Chi fa parte della soluzione ha cercato di trovare un modo più o meno sano per convivere con il Covid-19, rispettando regole e avendo precauzioni. Chi fa parte del problema? Penserete subito ai no-vax, no-green pass e a tutti gli acrobati che sono saltati sul carro della non-scienza, capolinea “Il fosso degli scellerati”. Sì loro fanno parte del problema. Ma non voglio parlare di questi personaggi, si è già detto molto, troppo, hanno avuto un’eco immeritata. Vorrei solo dire che i terrapiattisti, i complottisti ovvero quel tot% minoritario della popolazione italiana che quando ha smesso di credere a Babbo Natale, a Dio e alle ideologie si è persa in un labirinto di ignoranza. Sarà stata una scuola svilita dalla gamification, ossessionata dalle nozioni e non dall’idea che si debba insegnare a pensare, sarà il riflusso, la precarietà, la povertà culturale, o le televisioni commerciali, l’intellettualismo ridotto a qualche macchia sui costosi divani dei salotti buoni. Sarà, sarà, sta di fatto che l’analfabetismo funzionale è il sintomo di una società disgregata che con l’entusiasmo di una mandria si è spiaggiata sulla riva dei socialmedia.  Un non-luogo che li ha fatti sentire unici e dove tutti potevano diventare qualcuno, perché quei tanti nessuno diventati famosi rappresentavano non solo la banalità del nulla che stava intorno, ma anche del nulla che albergava dentro.  Umberto Eco l’aveva detto,  «I social media danno diritto di parola a legioni di imbecilli che prima parlavano solo al bar dopo un bicchiere di vino, senza danneggiare la collettività. Venivano subito messi a tacere, mentre ora hanno lo stesso diritto di parola di un Premio Nobel. È l’invasione degli imbecilli». Ed anche lui è stato criticato da chi in fondo vuole compiacere gli imbecilli per uno stolto narcisismo. In fondo si tratta sempre di persone malate, che antepongono il vantaggio personale al vantaggio della comunità. Al di là delle cause, che non sono mai solo individuali, vorrei dire, rasentando la scorrettezza, che questa minoranza ha tutto il mio sdegno, tanto da evitarli come la peste, paragone quanto mai azzeccato.
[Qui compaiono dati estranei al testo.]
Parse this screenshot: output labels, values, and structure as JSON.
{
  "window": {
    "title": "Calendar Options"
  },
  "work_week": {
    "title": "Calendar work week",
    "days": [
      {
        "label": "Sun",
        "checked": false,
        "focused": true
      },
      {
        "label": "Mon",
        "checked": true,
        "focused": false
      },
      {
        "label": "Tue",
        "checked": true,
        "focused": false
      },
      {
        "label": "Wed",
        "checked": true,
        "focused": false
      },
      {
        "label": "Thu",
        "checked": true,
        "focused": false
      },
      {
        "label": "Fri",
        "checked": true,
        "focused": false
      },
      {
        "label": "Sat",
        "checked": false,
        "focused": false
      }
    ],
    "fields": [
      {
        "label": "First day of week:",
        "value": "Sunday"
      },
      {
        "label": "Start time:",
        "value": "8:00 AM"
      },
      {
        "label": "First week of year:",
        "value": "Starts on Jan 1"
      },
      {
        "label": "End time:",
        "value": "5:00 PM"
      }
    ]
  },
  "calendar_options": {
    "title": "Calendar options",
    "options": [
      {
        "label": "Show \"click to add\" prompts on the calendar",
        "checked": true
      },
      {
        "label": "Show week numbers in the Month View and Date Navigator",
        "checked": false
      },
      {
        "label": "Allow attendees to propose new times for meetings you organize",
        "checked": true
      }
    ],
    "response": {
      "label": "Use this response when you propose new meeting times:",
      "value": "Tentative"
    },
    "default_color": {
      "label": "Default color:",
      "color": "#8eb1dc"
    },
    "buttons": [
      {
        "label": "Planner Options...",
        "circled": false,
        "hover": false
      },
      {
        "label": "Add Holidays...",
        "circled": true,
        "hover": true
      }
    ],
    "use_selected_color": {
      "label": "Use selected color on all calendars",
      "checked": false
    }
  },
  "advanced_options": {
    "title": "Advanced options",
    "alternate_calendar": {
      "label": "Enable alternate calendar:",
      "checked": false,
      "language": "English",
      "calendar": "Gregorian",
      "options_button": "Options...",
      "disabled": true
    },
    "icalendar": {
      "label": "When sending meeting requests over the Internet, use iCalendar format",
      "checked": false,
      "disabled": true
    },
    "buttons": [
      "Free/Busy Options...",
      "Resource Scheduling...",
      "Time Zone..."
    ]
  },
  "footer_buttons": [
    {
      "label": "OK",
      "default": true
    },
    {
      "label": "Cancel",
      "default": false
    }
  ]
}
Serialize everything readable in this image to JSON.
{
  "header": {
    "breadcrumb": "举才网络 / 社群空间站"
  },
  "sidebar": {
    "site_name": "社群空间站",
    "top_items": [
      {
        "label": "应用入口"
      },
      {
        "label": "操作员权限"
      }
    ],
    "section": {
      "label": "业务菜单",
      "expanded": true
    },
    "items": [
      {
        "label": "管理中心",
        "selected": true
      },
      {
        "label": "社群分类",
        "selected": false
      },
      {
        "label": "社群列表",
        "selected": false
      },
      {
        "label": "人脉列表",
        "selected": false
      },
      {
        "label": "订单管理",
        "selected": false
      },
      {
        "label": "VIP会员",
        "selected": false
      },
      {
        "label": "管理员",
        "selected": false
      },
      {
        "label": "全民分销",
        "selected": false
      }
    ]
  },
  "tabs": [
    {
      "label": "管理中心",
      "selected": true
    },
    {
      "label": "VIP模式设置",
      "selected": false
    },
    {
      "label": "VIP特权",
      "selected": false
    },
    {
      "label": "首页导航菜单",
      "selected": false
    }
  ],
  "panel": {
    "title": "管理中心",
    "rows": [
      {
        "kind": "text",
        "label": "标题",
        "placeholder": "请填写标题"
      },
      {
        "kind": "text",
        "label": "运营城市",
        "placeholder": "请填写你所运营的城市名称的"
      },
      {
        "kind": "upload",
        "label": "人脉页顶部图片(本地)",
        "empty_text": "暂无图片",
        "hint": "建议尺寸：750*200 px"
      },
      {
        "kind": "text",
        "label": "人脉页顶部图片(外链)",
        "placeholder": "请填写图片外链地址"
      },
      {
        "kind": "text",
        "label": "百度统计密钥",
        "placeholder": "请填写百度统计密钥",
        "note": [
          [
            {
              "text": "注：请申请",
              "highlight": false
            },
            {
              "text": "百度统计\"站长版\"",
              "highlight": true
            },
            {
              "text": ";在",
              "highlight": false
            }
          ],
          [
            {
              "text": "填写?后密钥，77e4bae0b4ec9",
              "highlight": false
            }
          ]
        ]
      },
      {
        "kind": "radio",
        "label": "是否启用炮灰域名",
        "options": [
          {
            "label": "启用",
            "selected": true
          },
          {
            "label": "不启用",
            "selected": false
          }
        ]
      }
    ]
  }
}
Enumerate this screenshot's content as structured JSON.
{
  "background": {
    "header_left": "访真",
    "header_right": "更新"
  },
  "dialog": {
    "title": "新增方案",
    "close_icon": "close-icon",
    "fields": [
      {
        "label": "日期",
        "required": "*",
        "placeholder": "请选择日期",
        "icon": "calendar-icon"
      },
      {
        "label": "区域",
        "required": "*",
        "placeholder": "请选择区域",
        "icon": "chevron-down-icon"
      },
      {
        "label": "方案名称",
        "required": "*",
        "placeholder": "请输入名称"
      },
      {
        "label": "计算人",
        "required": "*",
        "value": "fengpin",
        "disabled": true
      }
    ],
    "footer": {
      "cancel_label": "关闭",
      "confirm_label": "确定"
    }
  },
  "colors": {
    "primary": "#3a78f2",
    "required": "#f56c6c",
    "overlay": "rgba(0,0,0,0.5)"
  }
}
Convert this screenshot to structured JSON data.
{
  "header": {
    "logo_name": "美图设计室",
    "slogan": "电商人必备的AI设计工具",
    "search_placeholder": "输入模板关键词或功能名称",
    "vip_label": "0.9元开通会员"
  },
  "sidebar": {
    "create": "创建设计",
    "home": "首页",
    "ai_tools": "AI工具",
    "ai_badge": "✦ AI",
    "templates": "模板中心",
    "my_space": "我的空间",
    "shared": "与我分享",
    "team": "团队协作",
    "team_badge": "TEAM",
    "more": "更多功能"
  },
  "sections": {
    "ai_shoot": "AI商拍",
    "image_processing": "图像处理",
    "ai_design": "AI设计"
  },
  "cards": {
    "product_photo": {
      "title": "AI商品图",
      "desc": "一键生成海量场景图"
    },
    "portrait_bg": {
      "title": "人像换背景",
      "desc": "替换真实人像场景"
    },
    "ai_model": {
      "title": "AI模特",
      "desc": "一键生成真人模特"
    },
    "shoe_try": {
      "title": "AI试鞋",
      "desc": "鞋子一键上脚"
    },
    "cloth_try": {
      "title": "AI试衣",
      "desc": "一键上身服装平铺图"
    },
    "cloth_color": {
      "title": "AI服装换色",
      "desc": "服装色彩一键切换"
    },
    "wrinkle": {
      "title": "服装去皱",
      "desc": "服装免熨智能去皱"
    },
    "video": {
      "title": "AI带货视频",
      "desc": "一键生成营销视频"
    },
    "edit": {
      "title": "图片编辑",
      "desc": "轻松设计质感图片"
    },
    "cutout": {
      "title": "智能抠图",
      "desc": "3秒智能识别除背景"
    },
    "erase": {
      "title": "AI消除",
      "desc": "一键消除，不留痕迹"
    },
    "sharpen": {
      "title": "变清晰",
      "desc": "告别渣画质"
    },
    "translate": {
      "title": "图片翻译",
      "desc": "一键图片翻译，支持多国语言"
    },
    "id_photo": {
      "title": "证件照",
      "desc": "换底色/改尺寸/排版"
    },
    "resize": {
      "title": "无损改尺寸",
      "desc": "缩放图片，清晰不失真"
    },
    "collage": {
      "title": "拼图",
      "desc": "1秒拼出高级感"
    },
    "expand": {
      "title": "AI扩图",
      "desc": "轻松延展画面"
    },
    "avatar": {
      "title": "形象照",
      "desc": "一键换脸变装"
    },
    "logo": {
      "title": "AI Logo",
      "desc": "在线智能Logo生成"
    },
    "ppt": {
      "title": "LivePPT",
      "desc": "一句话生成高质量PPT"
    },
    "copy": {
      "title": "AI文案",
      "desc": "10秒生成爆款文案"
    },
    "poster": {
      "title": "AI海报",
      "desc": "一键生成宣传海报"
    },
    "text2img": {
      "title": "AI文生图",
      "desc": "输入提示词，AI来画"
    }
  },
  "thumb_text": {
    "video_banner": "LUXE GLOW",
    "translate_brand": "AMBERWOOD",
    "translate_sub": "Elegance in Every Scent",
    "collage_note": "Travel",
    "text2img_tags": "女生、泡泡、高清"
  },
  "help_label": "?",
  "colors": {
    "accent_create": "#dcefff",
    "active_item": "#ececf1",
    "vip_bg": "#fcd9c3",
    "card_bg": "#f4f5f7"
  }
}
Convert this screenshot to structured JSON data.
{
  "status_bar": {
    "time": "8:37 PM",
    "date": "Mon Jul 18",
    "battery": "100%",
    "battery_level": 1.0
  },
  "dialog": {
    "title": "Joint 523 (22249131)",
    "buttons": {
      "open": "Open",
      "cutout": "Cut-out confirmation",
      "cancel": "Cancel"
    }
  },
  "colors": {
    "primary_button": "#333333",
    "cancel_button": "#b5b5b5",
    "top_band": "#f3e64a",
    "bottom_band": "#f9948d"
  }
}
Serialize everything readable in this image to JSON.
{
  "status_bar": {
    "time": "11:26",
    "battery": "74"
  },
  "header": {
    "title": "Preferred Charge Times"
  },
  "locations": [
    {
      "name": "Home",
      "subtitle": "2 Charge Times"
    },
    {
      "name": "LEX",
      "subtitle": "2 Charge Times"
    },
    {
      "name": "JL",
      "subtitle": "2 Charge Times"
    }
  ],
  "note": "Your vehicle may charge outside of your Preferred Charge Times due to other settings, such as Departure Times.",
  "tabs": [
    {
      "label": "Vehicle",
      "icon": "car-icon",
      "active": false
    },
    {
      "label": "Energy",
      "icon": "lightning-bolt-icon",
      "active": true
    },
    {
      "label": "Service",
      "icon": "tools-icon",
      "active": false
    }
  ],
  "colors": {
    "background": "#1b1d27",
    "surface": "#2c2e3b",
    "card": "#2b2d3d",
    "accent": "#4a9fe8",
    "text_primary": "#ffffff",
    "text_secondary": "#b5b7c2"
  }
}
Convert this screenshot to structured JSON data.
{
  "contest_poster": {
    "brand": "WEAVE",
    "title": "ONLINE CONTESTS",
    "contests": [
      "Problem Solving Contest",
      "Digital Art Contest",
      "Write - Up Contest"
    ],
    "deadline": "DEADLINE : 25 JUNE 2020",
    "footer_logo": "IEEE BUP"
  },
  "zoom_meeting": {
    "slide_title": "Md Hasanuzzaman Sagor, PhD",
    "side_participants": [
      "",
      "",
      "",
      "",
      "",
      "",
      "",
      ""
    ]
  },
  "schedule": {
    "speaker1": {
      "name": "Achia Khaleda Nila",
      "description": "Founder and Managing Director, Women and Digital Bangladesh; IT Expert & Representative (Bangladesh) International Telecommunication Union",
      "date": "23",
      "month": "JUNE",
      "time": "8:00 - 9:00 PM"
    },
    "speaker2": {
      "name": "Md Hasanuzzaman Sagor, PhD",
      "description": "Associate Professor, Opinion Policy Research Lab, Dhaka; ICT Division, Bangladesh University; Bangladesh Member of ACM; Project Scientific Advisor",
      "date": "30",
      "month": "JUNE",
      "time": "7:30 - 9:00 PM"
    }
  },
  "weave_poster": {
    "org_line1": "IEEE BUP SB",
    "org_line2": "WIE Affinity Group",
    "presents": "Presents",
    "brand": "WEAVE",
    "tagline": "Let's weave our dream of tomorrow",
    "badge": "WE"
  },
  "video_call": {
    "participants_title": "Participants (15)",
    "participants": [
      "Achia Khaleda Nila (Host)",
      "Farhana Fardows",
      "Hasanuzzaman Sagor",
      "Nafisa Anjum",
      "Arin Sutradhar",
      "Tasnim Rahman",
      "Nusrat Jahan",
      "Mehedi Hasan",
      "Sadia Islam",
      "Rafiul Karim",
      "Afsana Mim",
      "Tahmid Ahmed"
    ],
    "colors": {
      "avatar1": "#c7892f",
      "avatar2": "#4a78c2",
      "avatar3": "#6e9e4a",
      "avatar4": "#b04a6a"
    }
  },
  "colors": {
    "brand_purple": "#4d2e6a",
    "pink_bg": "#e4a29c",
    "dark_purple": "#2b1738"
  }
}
E pertanto chiuderei qui il discorso su chi non vaccinandosi allunga la distanza tra noi tutti e una vita stancamente normale.

Vorrei invece parlare di qualcosa più sottile, che passa magari inosservato, ma che comunque ha effetti così nefasti da incancrenire le nostre fragili società e le nostre menti provate. Ma attenzione, non siamo di fronte a fenomeni nuovi, nati durante le onde di piena del Covid, ma proprio il Covid ce le ha  fatte vedere senza ammiccamenti e giustificazioni.

Il Covid ha la stessa funzione del delitto nel romanzo giallo: non ha fatto altro che rivelare una realtà che esisteva già prima del delitto. E’ stato aperto il vaso di Pandora. Abbiamo scoperto che il nostro amico fraterno, quello con cui hai condiviso merendine e primi amori, è un irriducibile no-vax e che dopo vari tentativi di dialogo metti il suo numero nella black-list, insieme alle Giulie, Marie, dalla ‘r’ debole come una ‘l’, operatrici malpagate di call-center, ed in fondo sei anche felice di liberartene. Abbiamo subito un lavaggio del cervello quotidiano sul virus, sugli ospedali, sulle morti. Servizi televisivi affamati di storie passando sopra la dignità dei protagonisti anonimi di quelle storie. Abbiamo visto suonare, ballare sui balconi. Abbiamo fatto i conti con la solitudine o con coniugi o figli da cui avremmo voluto scappare. Abbiamo progettato vite diverse sperando di riuscire a viverle. Abbiamo cercato di immaginare il futuro ubriachi di un presente al metanolo. Un cortocircuito. Abbiamo visto crollare le certezze e la convivenza con l’incertezza (non quella scientifica), diciamolo è una grande rottura di coglioni. 

In fondo non ci sarebbe molto da stupirsi perché viviamo in una società dove non solo si trova divertente il calendario 2022 intitolato  “Cani Che Cagano”, ma, fatto ancora peggiore, questo esempio di copro-editoria è acquistabile su Amazon con il bonus cultura (se non ci credete cercatelo). Chissà forse ci poteva anche stare “Umani che raccolgono”, ma in tal caso sarebbe stato difficile farsi firmare la liberatoria. E così mentre stai decidendo se fare il simpatico regalo con le immagini di defecazione canina, tra i suggerimenti ti verrà proposto dall’AI di Amazon un  libello altrettanto simpatico su cosa fare quando sarai un pensionato, ovvero quando farai parte del paesaggio.